The final day of the Permissionless 2022 conference gave me the opportunity to attend one of the most informative panels I had the pleasure to sit in on. It was called “How NFTs Are Changing Culture”.
The short answer: power is shifting from platforms to creators.
If You Build It, They Will Like, Follow, & Subscribe
Before the internet, an artist could only find an audience with a live venue, big brand, or media company. Then new media platforms like YouTube came along and delivered unparalleled access to independent creators.
While the source of the audience changed, the dynamic of the platform as audience wrangler and the content creator as entertainer was pretty much intact.
Tech Versus The Middleman
So I’m watching this panel of CEOs from different platforms excitedly discuss how content creators are now the owners of their audiences and I’m wondering what I’m missing.
Not that I don’t understand why content creators and fans would enjoy direct access to each other. Platforms like Patreon have already shown the desire for this one-on-one communication between passionate fans and innovative creators.
What I was wondering is why these titans of industry welcomed this loss of control.
Why Are Platforms Working With Web 3.0 if They Stand To Lose?
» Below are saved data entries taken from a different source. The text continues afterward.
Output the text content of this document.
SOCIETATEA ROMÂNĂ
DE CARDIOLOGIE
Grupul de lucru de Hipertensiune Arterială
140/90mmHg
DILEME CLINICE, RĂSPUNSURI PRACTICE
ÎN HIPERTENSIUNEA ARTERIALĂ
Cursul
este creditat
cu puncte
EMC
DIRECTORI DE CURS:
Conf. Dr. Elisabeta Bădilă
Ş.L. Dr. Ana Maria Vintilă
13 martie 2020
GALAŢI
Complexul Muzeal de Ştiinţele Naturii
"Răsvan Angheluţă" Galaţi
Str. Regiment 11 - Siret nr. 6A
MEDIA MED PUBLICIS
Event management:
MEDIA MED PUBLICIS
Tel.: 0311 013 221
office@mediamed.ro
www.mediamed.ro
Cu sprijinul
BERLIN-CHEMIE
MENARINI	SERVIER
People with money and control aren’t typically thrilled to give it up. Nevertheless, we’ve already seen massive developments in Web 2.0 that have put more power in the hands of creators.
I understand staying ahead of the curve but the genuine excitement for tech had me interested to learn what these leaders were looking at with a smile.
After the panel, I got a chance to speak with Moti Levy, the CEO of DeviantArt and an excited innovator in this paradigm shift. I asked him if he had any concerns over platforms losing control of their audiences and he shared with me a different vision for them moving forward.
Industry Scaling Will Come From Digital Utility Development
The same way Brick and Mortar stores who resisted internet shopping fell by the wayside, so too will platforms who refuse to develop user experience and tools for artists that enhance the community.
User interface, access to cutting edge multimedia software, and an accessible and safe market for fans and content creators to interact will define the winners and losers of the next stage in media and fandom. A key emphasis I’d like to make here is safety.
Breaking News: People With Money Don’t Meet in Alleyways
DeviantArt has been rolling out features for their artists to publish, market, and sell NFTs on their site. While this has brought in a lot of opportunities for patronage, especially for newer artists on the scene, it has come with an abundance of fraud and stolen artwork.
In response to this,the site has been developing their Protect Protocol which scans the blockchain for stolen artwork automatically, saving artists the time and hassle of tracking down their IP.
While artists and fans don’t want platforms interfering with their communications, they do want easy and secure access to payment. Despite the promises of a permissionless, trustless web, users are going to want assurance that cold war paranoia isn’t a necessity to interact in their space.